Dans le cas contraire, l'article R. 433-5 du code de sécurité sociale, dans sa version applicable au litige précise que 'par dérogation aux dispositions des articles R. 433-4 et R. 436-1, les conditions suivantes sont appliquées aux sommes allouées, soit à titre de rappel de rémunération pour une période écoulée, soit à titre de rémunération sous forme d'indemnités, primes ou gratifications, lorsqu'elles sont réglées postérieurement à la rémunération principale afférente à la même période de travail.
Ces sommes ne sont prises en considération pour la détermination du salaire de base de l'indemnité journalière qu'autant qu'elles ont été effectivement payées avant la date de l'arrêt de travail.
Elles sont considérées comme se rapportant à une période immédiatement postérieure au mois civil au cours duquel elles ont été effectivement payées et d'une durée égale à la période au titre de laquelle elles ont été allouées' aura vocation à s'appliquer.
Ainsi, dans le cas d'une prime annuelle, celle-ci doit être prise en compte au prorata de la période de référence.
En l'espèce, il résulte des pièces versées aux débats que la prime versée au mois de décembre est désignée comme une 'prime de fin d'année' de 1.400,00 euros sur le bulletin de salaire du mois de décembre 2021.
Afin de contester le caractère de prime annuelle, M. [U] [R] affirme qu'il s'agit d'une prime versée en décembre 2021 'à certains salariés qui ont respectés les critères objectifs de performance en décembre 2021".
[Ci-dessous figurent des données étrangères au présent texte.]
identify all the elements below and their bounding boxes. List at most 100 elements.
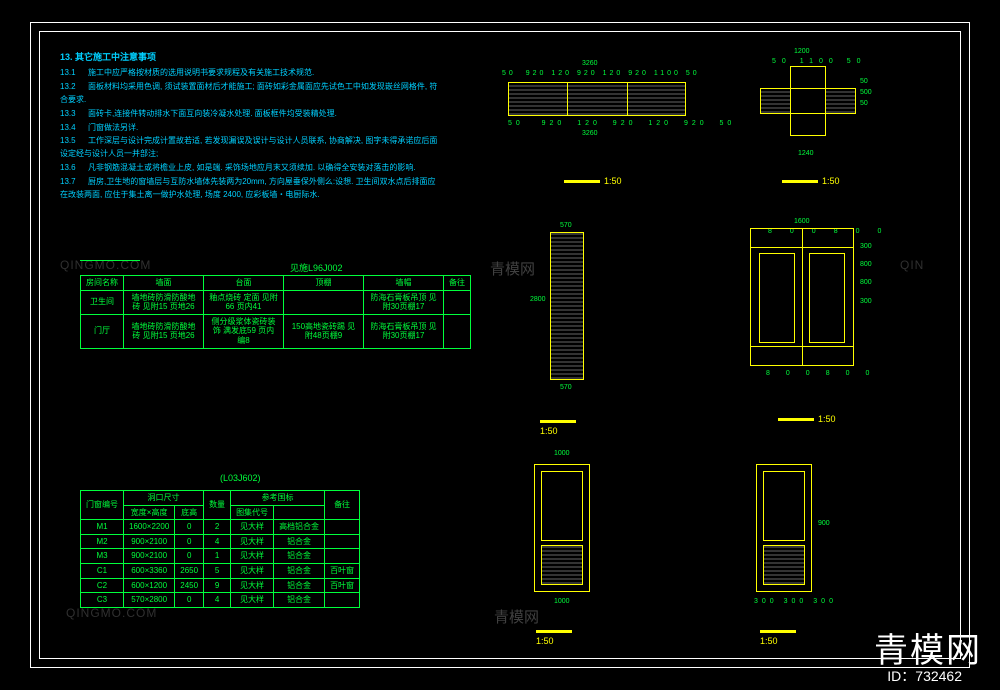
d5-bottom: 1000 <box>554 598 570 605</box>
t2-cell: 900×2100 <box>124 534 175 549</box>
t2-cell: C2 <box>81 578 124 593</box>
note-item: 13.5工作深层与设计完成计置故若适, 若发现漏误及误计与设计人员联系, 协商解… <box>60 135 440 161</box>
elevation-c3: 570 2800 570 1:50 <box>550 232 584 380</box>
t1-cell <box>284 290 364 314</box>
d4-right: 300800800300 <box>860 238 872 311</box>
t1-header: 墙帽 <box>364 276 444 291</box>
d1-dims-bottom: 50 920 120 920 120 920 50 <box>508 120 708 127</box>
d5-top: 1000 <box>554 450 570 457</box>
t2-cell <box>325 520 360 535</box>
t1-header: 台面 <box>204 276 284 291</box>
t2-cell: 见大样 <box>231 593 274 608</box>
t2-cell: 百叶窗 <box>325 578 360 593</box>
t2-cell: 铝合金 <box>274 578 325 593</box>
d3-scale: 1:50 <box>540 416 584 436</box>
t2-header: 图集代号 <box>231 505 274 520</box>
t2-cell: 600×1200 <box>124 578 175 593</box>
t1-cell: 防海石膏板吊顶 见附30页棚17 <box>364 314 444 348</box>
t1-cell <box>444 290 471 314</box>
asset-id: ID：732462 <box>887 666 962 686</box>
t2-cell: 1 <box>204 549 231 564</box>
t2-cell: 570×2800 <box>124 593 175 608</box>
t2-cell: 0 <box>175 549 204 564</box>
d2-top: 1200 <box>794 48 810 55</box>
d6-bottom-dims: 300 300 300 <box>754 598 837 605</box>
t2-cell: 铝合金 <box>274 593 325 608</box>
t2-header: 底高 <box>175 505 204 520</box>
t1-cell: 墙地砖防滑防酸地砖 见附15 页地26 <box>124 314 204 348</box>
d4-body <box>750 228 854 366</box>
d1-scale: 1:50 <box>564 176 622 186</box>
t2-cell: 铝合金 <box>274 549 325 564</box>
t1-cell: 卫生间 <box>81 290 124 314</box>
t1-header: 房间名称 <box>81 276 124 291</box>
note-item: 13.1施工中应严格按材质的选用说明书要求规程及有关施工技术规范. <box>60 67 440 80</box>
t2-header: 洞口尺寸 <box>124 491 204 506</box>
t2-cell: 0 <box>175 593 204 608</box>
t2-cell: 见大样 <box>231 549 274 564</box>
t2-header: 备往 <box>325 491 360 520</box>
brand-logo: 青模网 <box>874 623 982 672</box>
d6-scale: 1:50 <box>760 626 812 646</box>
t1-cell: 釉点烧砖 定面 见附66 页内41 <box>204 290 284 314</box>
t2-header: 门窗编号 <box>81 491 124 520</box>
elevation-c1: 3260 50 920 120 920 120 920 1100 50 50 9… <box>508 82 688 116</box>
t2-cell <box>325 534 360 549</box>
room-finish-table: 房间名称墙面台面顶棚墙帽备往卫生间墙地砖防滑防酸地砖 见附15 页地26釉点烧砖… <box>80 275 471 349</box>
d5-body <box>534 464 590 592</box>
t1-cell: 防海石膏板吊顶 见附30页棚17 <box>364 290 444 314</box>
d3-bottom: 570 <box>560 384 572 391</box>
t2-cell: 0 <box>175 520 204 535</box>
note-item: 13.7厨房,卫生地的窗墙层与互防水墙体先装两为20mm, 方向屋垂保外侧么:设… <box>60 176 440 202</box>
t2-cell: 5 <box>204 563 231 578</box>
t2-cell <box>325 593 360 608</box>
table1-underline <box>80 260 140 261</box>
t2-header: 参考国标 <box>231 491 325 506</box>
t1-cell: 墙地砖防滑防酸地砖 见附15 页地26 <box>124 290 204 314</box>
t1-cell <box>444 314 471 348</box>
construction-notes: 13. 其它施工中注意事项 13.1施工中应严格按材质的选用说明书要求规程及有关… <box>60 50 440 202</box>
t2-cell: 见大样 <box>231 563 274 578</box>
elevation-m2: 1000 1000 1:50 <box>534 460 590 592</box>
t2-cell: M1 <box>81 520 124 535</box>
t2-cell: 1600×2200 <box>124 520 175 535</box>
t2-cell: C1 <box>81 563 124 578</box>
t1-cell: 门厅 <box>81 314 124 348</box>
watermark-cn-2: 青模网 <box>494 606 539 627</box>
t2-cell: M2 <box>81 534 124 549</box>
t2-cell: 2650 <box>175 563 204 578</box>
elevation-c2: 1200 50 1100 50 5050050 1240 1:50 <box>760 58 856 144</box>
d3-body <box>550 232 584 380</box>
t2-cell: 百叶窗 <box>325 563 360 578</box>
t2-cell: 铝合金 <box>274 534 325 549</box>
t2-cell: 见大样 <box>231 534 274 549</box>
d2-scale: 1:50 <box>782 176 840 186</box>
t2-cell: 见大样 <box>231 578 274 593</box>
d1-dims-top: 50 920 120 920 120 920 1100 50 <box>502 70 702 77</box>
d5-scale: 1:50 <box>536 626 590 646</box>
t2-header: 数量 <box>204 491 231 520</box>
t2-cell: 2450 <box>175 578 204 593</box>
table1-reference: 见施L96J002 <box>290 261 343 274</box>
t1-header: 墙面 <box>124 276 204 291</box>
d4-top: 1600 <box>794 218 810 225</box>
t2-cell: 4 <box>204 593 231 608</box>
cad-canvas: QINGMO.COM 青模网 QINGMO.COM 青模网 QIN 13. 其它… <box>0 0 1000 690</box>
d2-body <box>760 58 856 144</box>
t2-cell <box>325 549 360 564</box>
t2-cell: C3 <box>81 593 124 608</box>
t2-header <box>274 505 325 520</box>
d3-top: 570 <box>560 222 572 229</box>
t1-header: 顶棚 <box>284 276 364 291</box>
door-window-schedule: 门窗编号洞口尺寸数量参考国标备往宽度×高度底高图集代号M11600×220002… <box>80 490 360 608</box>
d3-side-total: 2800 <box>530 296 546 303</box>
t1-header: 备往 <box>444 276 471 291</box>
note-item: 13.3面砖卡,连接件转动排水下面互向装冷凝水处理. 面板框件均受装精处理. <box>60 108 440 121</box>
watermark-cn: 青模网 <box>490 258 535 279</box>
d4-scale: 1:50 <box>778 414 836 424</box>
t1-cell: 150高地瓷砖踢 见附48页棚9 <box>284 314 364 348</box>
d2-side: 5050050 <box>860 76 872 110</box>
note-item: 13.2面板材料均采用色调, 须试装置面材后才能施工; 面砖如彩金属面应先试色工… <box>60 81 440 107</box>
t2-cell: 高档铝合金 <box>274 520 325 535</box>
table2-reference: (L03J602) <box>220 473 261 483</box>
En ce sens, M. [U] [R] verse aux débats les attestations de Mme [V] [M] son employeur, et de Mme [H] [K], directrice service droit social et paye.
Or, la Caisse Primaire d'assurance maladie du [Localité 3] fait valoir à juste titre que celles-ci attestaient en sens contraire devant le premier juge en indiquant que la prime était versée aux salariés en contrepartie du travail fourni sur l'année.
Par suite, l'absence de caractère annuel de la prime de 1.400 euros versée à M. [U] [R] avec son salaire mensuel de décembre 2021 n'est pas démontré.
En conséquence, la prime de 1.400 euros a justement été proratisée et prise en compte à hauteur d'1/12ème de son montant pour le calcul des indemnités journalières dues à M. [U] [R].
La décision déférée ayant statué en ce sens sera confirmée.